In 2016, Sandeep Kate won a silver medal in the Commonwealth Championship. Three years later, Arjun Halakurki became the first wrestler from the state since 1995 to win the national championship gold. Earlier this year, the Greco-Roman wrestler won a bronze medal at the Asian Championship.
On Thursday, Narsingh Patil won the bronze at the U-17 Asian Championship but Ningappa’s gold medal, according to Wrestling Federation of India (WFI) assistant secretary Vinod Tomar, was the first time a Karnataka wrestler finished on top of the podium at the continental championship.
“Earlier, we selected our teams, especially age-group teams, on the basis of their performance in the national championship. This time, we tweaked the criteria and conducted multiple events so that we could select a wrestler who performs consistently, rather than doing well in just one tournament. Ningappa showed his strength and skills all through,” says Tomar.
He’s been doing that from the time he first walked into a garadi. Ningappa’s father, Ramesh, a daily wager, hoped his son would become a wrestler. The family did not have their own house and struggled to make ends meet, but Ramesh had seen the respect bestowed upon wrestlers.
However, when he first took Ningappa to a vyayamshala (gymnasium), the boy was sent back for being too frail, under-developed and underweight. Ningappa then started training at a garadi run by former wrestlers, before Kumakale, a former national-level grappler, spotted the then 10-year-old and enrolled him in his academy.
Every morning, Ningappa travelled 4 km on a cycle to Kumakale’s Jai Hanuman Vyayamshala, which has grown into a feeder centre for bigger akhadas in the rest of the country. It is said that over the last few years, about 50 wrestlers from this centre have moved to advanced academies across India, including two at the National Centre of Excellence in Sonepat — Ningappa being one of them.

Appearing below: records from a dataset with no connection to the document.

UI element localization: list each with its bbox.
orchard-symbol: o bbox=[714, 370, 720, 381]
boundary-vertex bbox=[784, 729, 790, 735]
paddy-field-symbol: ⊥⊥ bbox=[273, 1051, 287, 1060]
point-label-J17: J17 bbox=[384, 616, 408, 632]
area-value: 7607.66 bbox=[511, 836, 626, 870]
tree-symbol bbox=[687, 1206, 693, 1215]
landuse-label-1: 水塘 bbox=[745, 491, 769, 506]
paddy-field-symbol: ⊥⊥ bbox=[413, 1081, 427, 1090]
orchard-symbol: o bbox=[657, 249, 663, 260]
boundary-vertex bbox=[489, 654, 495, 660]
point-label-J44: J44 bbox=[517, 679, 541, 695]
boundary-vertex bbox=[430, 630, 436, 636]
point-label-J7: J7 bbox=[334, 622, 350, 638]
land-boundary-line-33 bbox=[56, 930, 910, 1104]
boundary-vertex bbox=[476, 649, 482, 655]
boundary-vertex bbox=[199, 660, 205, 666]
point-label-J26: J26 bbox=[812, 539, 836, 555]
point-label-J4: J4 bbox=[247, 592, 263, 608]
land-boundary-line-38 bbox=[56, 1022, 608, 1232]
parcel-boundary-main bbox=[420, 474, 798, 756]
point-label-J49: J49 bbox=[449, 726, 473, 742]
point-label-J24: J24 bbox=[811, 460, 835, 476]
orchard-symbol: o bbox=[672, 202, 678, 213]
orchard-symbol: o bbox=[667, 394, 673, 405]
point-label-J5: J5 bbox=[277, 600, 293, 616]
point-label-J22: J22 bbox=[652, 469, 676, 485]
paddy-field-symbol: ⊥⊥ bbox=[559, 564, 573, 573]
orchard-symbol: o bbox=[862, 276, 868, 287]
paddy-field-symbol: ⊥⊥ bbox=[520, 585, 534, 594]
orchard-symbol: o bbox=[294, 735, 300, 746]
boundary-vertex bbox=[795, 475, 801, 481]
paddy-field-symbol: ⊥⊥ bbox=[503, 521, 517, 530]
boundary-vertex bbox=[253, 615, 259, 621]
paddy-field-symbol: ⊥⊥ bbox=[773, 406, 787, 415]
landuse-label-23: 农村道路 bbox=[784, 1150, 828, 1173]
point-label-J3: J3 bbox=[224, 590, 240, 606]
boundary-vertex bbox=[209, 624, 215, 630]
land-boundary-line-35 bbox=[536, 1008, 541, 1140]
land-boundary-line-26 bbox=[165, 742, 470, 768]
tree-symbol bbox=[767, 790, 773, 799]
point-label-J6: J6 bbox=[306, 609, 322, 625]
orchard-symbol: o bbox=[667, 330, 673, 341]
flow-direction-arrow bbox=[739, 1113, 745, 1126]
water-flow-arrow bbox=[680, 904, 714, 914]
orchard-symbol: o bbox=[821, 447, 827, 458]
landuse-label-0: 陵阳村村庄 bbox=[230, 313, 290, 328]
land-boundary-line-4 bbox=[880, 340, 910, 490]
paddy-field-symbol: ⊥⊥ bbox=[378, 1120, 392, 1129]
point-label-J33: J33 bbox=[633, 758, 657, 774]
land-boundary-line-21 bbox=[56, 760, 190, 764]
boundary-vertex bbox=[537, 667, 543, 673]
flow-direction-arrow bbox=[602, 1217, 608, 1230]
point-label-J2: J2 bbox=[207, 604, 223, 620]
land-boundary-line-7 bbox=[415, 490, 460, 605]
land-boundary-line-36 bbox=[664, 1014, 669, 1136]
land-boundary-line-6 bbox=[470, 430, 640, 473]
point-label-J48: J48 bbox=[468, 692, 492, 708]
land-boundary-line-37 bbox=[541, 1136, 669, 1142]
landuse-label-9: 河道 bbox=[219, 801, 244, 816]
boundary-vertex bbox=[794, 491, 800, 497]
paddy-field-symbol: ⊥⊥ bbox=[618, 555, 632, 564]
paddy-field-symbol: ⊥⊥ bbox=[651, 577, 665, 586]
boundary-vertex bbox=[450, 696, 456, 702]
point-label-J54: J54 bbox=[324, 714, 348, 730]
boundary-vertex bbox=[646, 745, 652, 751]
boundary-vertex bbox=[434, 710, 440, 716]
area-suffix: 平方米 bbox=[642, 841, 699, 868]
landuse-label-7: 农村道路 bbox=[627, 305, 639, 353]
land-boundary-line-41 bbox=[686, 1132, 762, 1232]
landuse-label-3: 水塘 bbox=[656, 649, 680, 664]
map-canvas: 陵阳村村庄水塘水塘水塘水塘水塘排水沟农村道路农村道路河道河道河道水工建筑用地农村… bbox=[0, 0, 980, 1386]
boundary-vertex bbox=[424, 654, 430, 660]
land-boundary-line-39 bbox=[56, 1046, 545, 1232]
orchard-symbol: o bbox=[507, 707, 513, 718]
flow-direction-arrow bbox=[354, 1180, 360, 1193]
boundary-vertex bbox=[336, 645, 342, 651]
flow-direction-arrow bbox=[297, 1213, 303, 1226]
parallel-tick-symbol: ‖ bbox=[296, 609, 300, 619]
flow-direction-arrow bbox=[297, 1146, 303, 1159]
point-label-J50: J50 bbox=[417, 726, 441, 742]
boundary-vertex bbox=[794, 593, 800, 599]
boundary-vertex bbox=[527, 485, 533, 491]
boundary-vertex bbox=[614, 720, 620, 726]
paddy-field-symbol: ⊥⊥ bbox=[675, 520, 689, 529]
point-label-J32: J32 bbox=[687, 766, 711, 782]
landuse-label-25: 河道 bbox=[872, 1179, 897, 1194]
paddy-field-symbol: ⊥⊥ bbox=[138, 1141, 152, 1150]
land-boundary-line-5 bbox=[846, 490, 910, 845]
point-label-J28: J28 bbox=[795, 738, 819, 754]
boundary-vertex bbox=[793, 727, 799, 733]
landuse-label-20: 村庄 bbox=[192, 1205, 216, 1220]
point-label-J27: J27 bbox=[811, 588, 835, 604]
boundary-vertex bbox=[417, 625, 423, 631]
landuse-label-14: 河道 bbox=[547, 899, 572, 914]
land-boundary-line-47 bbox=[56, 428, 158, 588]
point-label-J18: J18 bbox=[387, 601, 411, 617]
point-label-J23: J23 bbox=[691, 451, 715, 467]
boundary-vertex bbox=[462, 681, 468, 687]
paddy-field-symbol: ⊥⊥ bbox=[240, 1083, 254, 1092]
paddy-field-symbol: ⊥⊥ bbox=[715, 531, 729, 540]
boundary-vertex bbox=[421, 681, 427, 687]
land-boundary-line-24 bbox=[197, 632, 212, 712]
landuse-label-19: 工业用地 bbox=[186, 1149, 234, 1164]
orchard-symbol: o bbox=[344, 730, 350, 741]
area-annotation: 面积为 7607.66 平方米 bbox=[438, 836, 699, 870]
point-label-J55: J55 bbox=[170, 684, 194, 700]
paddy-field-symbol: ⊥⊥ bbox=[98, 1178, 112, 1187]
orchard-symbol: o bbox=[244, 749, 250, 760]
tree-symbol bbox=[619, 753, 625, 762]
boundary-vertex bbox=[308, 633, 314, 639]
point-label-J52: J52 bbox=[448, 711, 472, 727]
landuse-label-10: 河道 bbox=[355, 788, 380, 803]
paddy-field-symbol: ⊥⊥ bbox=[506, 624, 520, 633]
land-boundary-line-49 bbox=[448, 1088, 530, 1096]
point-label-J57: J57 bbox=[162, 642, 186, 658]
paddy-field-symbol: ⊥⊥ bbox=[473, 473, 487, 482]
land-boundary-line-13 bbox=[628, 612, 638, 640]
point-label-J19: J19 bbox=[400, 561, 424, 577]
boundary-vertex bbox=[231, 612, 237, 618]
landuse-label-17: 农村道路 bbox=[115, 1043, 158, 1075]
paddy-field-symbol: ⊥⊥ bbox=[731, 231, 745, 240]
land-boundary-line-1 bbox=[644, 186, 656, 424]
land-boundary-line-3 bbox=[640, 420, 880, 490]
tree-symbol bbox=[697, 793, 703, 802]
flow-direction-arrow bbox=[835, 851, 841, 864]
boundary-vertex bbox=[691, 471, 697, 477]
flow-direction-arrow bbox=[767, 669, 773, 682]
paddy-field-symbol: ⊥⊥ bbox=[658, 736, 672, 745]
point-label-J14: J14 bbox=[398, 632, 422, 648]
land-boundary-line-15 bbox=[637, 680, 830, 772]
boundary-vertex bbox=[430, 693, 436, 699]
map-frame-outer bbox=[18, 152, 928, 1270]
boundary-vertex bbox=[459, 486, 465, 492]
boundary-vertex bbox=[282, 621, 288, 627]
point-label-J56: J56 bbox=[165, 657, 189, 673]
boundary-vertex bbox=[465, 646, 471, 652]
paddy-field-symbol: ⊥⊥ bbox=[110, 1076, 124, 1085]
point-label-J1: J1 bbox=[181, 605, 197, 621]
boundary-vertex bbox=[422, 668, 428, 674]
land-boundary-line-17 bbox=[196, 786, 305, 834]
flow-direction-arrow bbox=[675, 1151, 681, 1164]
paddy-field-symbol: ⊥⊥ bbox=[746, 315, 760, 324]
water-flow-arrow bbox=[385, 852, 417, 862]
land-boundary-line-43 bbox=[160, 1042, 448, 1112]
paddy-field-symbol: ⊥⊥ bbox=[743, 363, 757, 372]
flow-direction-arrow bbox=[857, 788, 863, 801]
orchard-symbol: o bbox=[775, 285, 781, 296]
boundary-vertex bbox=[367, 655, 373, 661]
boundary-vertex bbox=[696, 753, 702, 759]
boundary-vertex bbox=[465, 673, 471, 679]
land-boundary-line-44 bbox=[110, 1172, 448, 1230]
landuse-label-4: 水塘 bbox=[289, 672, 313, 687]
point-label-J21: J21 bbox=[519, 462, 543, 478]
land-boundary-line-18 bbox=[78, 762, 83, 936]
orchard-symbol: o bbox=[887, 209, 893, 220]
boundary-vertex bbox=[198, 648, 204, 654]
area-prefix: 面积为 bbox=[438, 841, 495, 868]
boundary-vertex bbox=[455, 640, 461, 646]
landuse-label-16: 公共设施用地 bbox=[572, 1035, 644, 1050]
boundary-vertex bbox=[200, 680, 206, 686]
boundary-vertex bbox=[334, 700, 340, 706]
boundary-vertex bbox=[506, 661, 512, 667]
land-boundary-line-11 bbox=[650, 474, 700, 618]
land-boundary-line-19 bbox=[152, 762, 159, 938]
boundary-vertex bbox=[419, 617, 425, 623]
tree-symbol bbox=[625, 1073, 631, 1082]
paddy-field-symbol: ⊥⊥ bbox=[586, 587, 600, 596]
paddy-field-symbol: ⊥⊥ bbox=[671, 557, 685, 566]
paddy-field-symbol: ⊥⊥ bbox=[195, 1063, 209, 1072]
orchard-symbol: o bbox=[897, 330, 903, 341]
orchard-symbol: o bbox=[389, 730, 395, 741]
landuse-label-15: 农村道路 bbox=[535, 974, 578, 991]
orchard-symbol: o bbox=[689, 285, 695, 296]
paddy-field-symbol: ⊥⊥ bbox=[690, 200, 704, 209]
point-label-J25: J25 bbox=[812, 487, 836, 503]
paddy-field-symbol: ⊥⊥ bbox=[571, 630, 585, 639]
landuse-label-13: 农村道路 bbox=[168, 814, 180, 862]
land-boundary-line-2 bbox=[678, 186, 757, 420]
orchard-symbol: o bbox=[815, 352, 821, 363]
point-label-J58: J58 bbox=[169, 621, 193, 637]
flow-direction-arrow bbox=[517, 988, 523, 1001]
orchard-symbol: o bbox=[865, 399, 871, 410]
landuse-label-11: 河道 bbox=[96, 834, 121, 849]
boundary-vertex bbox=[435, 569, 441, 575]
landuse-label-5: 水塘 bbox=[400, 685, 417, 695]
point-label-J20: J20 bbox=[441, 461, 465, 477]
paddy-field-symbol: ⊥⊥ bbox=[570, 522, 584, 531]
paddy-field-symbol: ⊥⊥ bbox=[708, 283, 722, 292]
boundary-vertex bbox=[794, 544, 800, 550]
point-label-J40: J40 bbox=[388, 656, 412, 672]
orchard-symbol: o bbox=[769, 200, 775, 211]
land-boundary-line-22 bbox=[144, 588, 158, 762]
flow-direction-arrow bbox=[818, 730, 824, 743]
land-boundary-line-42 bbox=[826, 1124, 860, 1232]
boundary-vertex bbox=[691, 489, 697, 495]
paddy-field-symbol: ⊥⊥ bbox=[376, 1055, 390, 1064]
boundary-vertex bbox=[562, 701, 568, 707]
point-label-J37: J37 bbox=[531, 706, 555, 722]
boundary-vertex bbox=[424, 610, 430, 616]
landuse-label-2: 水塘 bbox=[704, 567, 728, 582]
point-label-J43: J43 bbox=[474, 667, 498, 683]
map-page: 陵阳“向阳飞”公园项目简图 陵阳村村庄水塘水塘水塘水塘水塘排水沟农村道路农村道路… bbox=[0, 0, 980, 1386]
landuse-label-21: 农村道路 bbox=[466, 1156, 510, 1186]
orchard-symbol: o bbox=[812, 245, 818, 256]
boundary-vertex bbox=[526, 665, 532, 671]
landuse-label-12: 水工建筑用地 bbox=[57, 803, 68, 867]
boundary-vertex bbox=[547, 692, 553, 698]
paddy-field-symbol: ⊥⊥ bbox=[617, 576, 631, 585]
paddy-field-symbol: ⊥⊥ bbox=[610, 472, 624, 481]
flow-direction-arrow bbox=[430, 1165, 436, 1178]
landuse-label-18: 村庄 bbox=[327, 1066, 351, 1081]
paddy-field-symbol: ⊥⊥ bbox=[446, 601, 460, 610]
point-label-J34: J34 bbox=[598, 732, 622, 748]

“Sir did not take any fees from Ninga. In fact, if his family was in need of money, Sir would help them,” says 18-year-old Datta Tarpade, Ningappa’s one-time sparring partner. “Ninga repaid the trust by working incredibly hard — I haven’t seen anyone train harder than him. He never got tired and never took a day off,” he recalls.
Ningappa says there were times when Kumakale even paid the expenses incurred while participating in a tournament. At other times, his father would take a loan to fund his trips — like he did when Ningappa was called to the National Centre of Excellence in Sonepat three years ago.
“In 2019, Ningappa won the bronze medal at the under-15 national championship in Kota and was subsequently called to join the NCoE in Sonepat,” said Ram Budaki, the coach at the SAI Centre in Dharwad. “His family had two concerns — they were anxious that Ningappa would have to travel to a state where Hindi is the main language because he couldn’t understand Hindi. But they were more worried that they did not have enough money to send him.”
So, Ningappa’s father, whose annual income is approximately Rs 90,000, took a loan of Rs 8,000 to send him to Sonepat. “He’s getting a proper diet and has a good place to stay, so the family is a little relieved,” says Budaki.
Not Ningappa, though. He hopes that wrestling will help wipe off his family’s debts. “My father had to borrow money to support my career,” he says, adding that he also hopes to “build a house someday.”